Des astronomes mettent au point un système optique innovateur servant à détecter les exoplanètes près de leur étoile

Une image du Soleil prise à l'aide d'un coronographe. (Crédit: NASA/SOHO)
Une image du Soleil prise à l'aide d'un coronographe. (Crédit: NASA/SOHO)

Des astronomes de l’Université de Leyde (Pays-Bas) et de l’Université d’Arizona (aux États-Unis) ont réussi à mettre au point un nouveau type de système optique pouvant capter l’image d’une exoplanète située près de son étoile. Le coronographe « vector Apodizing Phase Plate » ( ou encore vector-APP) a été installé en mai 2015 sur le télescope Magellan de 6,5 m, au Chili, et les premières observations ont démontré sa capacité a obtenir de forts contrastes, jusqu’à maintenant inégalés, entre l’image de l’exoplanète et son étoile parente. Ces résultats seront présentés à la communauté scientifique ce lundi par Gilles Otten, étudiant au doctorat à l’université de Leyde, lors de la conférence In the Spirit of Lyot, à l’hôtel Marriott Château Champlain à Montréal.

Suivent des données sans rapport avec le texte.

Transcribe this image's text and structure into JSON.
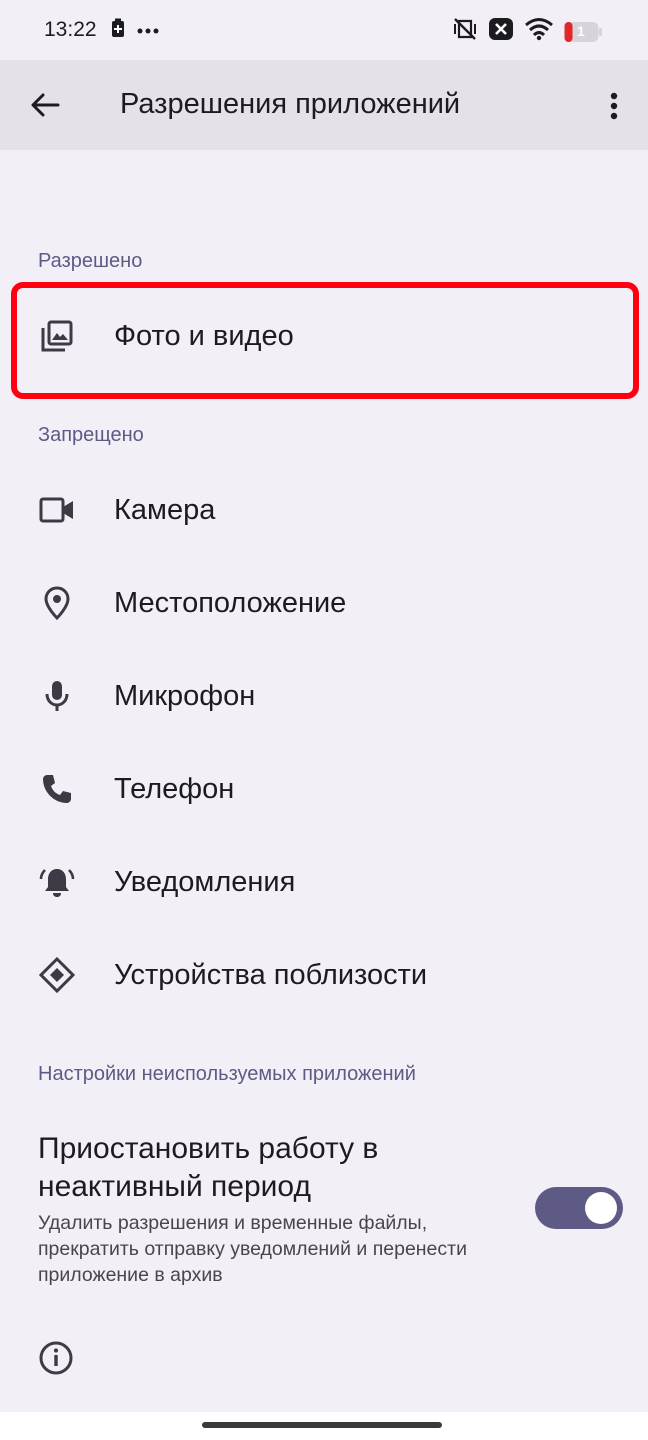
{
  "status_bar": {
    "time": "13:22",
    "battery_level": "1",
    "icons": [
      "battery-saver-icon",
      "more-dots-icon",
      "vibrate-off-icon",
      "sim-x-icon",
      "wifi-icon",
      "battery-icon"
    ]
  },
  "app_bar": {
    "title": "Разрешения приложений",
    "back_icon": "arrow-back-icon",
    "menu_icon": "more-vert-icon"
  },
  "sections": {
    "allowed": {
      "header": "Разрешено",
      "items": [
        {
          "label": "Фото и видео",
          "icon": "photo-library-icon"
        }
      ]
    },
    "denied": {
      "header": "Запрещено",
      "items": [
        {
          "label": "Камера",
          "icon": "videocam-icon"
        },
        {
          "label": "Местоположение",
          "icon": "location-pin-icon"
        },
        {
          "label": "Микрофон",
          "icon": "mic-icon"
        },
        {
          "label": "Телефон",
          "icon": "phone-icon"
        },
        {
          "label": "Уведомления",
          "icon": "bell-icon"
        },
        {
          "label": "Устройства поблизости",
          "icon": "nearby-devices-icon"
        }
      ]
    },
    "unused": {
      "header": "Настройки неиспользуемых приложений",
      "setting_title": "Приостановить работу в неактивный период",
      "setting_desc": "Удалить разрешения и временные файлы, прекратить отправку уведомлений и перенести приложение в архив",
      "toggle_on": true
    }
  },
  "colors": {
    "background": "#f3eff6",
    "app_bar": "#e6e1e8",
    "accent": "#5e5a86",
    "highlight": "#ff0010"
  }
}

Près de 2000 exoplanètes ont été détectées jusqu’à maintenant, mais seulement une poignée d’entre elles ont pu être repérées par observation directe. Les exoplanètes sont généralement un million de fois moins brillantes que les étoiles parentes autour des quelles elles sont en orbite. Ces exoplanètes sont souvent noyées dans la lumière de cette dernière lorsqu’on les observe de la Terre. Afin d’observer directement les exoplanètes et caractériser la composition de leur atmosphère, les plus grands télescopes du monde utilisent des coronographes afin de cacher le halo de lumière aveuglant de leur étoile.

Le coronographe vector-APP [1] se sert de la nature ondulatoire de la lumière pour neutraliser le halo d’une étoile pour permettre de déceler la lumière réfléchie par la planète.

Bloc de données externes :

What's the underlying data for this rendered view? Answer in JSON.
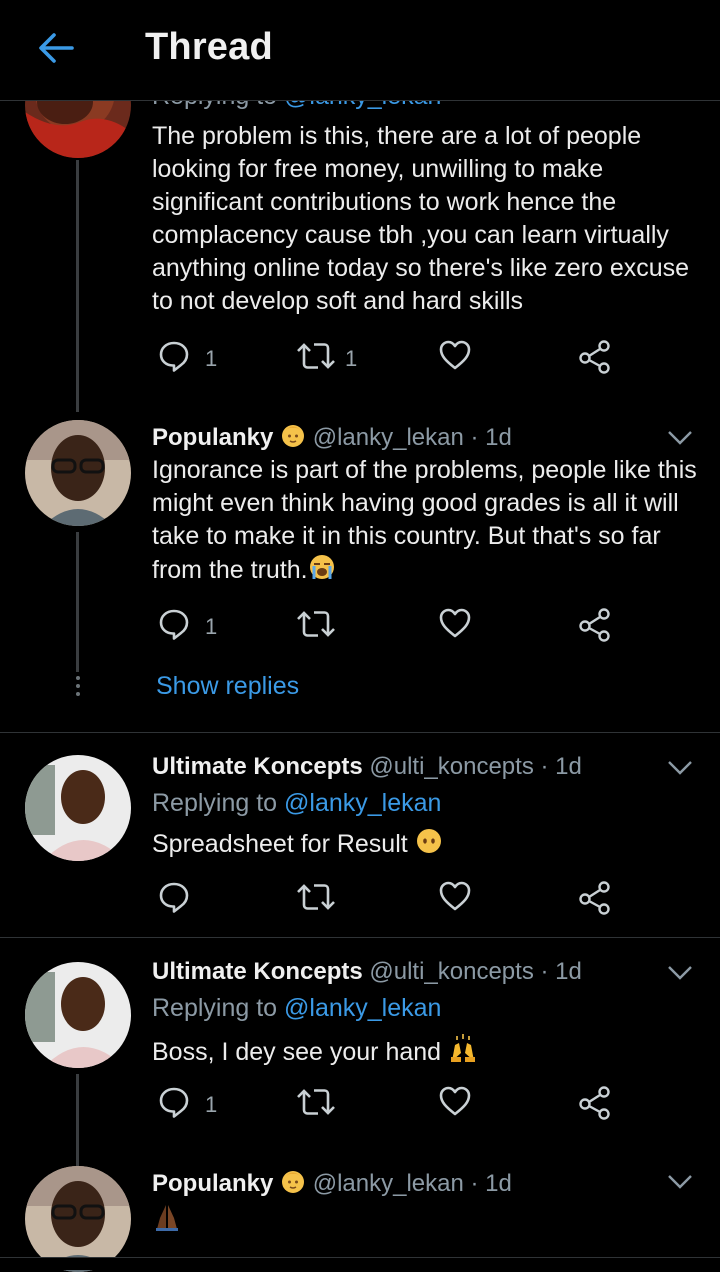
{
  "header": {
    "title": "Thread"
  },
  "tweets": [
    {
      "reply_to_prefix": "Replying to",
      "reply_to_handle": "@lanky_lekan",
      "text": "The problem is this, there are a lot of people looking for free money, unwilling to make significant contributions to work hence the complacency cause tbh ,you can learn virtually anything online today so there's like zero excuse to not develop soft and hard skills",
      "reply_count": "1",
      "retweet_count": "1"
    },
    {
      "name": "Populanky",
      "badge_icon": "baby-emoji",
      "handle": "@lanky_lekan",
      "time": "· 1d",
      "text": "Ignorance is part of the problems, people like this might even think having good grades is all it will take to make it in this country. But that's so far from the truth.",
      "text_emoji": "loudly-crying-face-emoji",
      "reply_count": "1",
      "show_replies": "Show replies"
    },
    {
      "name": "Ultimate Koncepts",
      "handle": "@ulti_koncepts",
      "time": "· 1d",
      "reply_to_prefix": "Replying to",
      "reply_to_handle": "@lanky_lekan",
      "text": "Spreadsheet for Result",
      "text_emoji": "face-without-mouth-emoji"
    },
    {
      "name": "Ultimate Koncepts",
      "handle": "@ulti_koncepts",
      "time": "· 1d",
      "reply_to_prefix": "Replying to",
      "reply_to_handle": "@lanky_lekan",
      "text": "Boss, I dey see your hand",
      "text_emoji": "raising-hands-emoji",
      "reply_count": "1"
    },
    {
      "name": "Populanky",
      "badge_icon": "baby-emoji",
      "handle": "@lanky_lekan",
      "time": "· 1d",
      "text_emoji": "folded-hands-emoji"
    }
  ],
  "colors": {
    "background": "#000000",
    "link": "#3b9ae6",
    "muted": "#8c9aa5",
    "divider": "#2f3336"
  }
}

Ce système est réalisé grâce à une structure de phase complexe qui ne peut être produite qu’en appliquant des techniques de structuration de cristaux liquides en 3D [2]. Cette méthode produit deux images de l’étoile sur lesquelles des demi-cercles sombres se trouvent de chaque côté de l’image de l’étoile (réf. Figure 1). De cette façon, toute la région entourant l’étoile peut être examinée afin de détecter des planètes. En superposant plusieurs couches de cristaux liquides, l’appareil peut être utilisé sur une large gamme de longueur d’ondes, incluant l’infrarouge, où le contraste entre la planète et son étoile est le plus favorable.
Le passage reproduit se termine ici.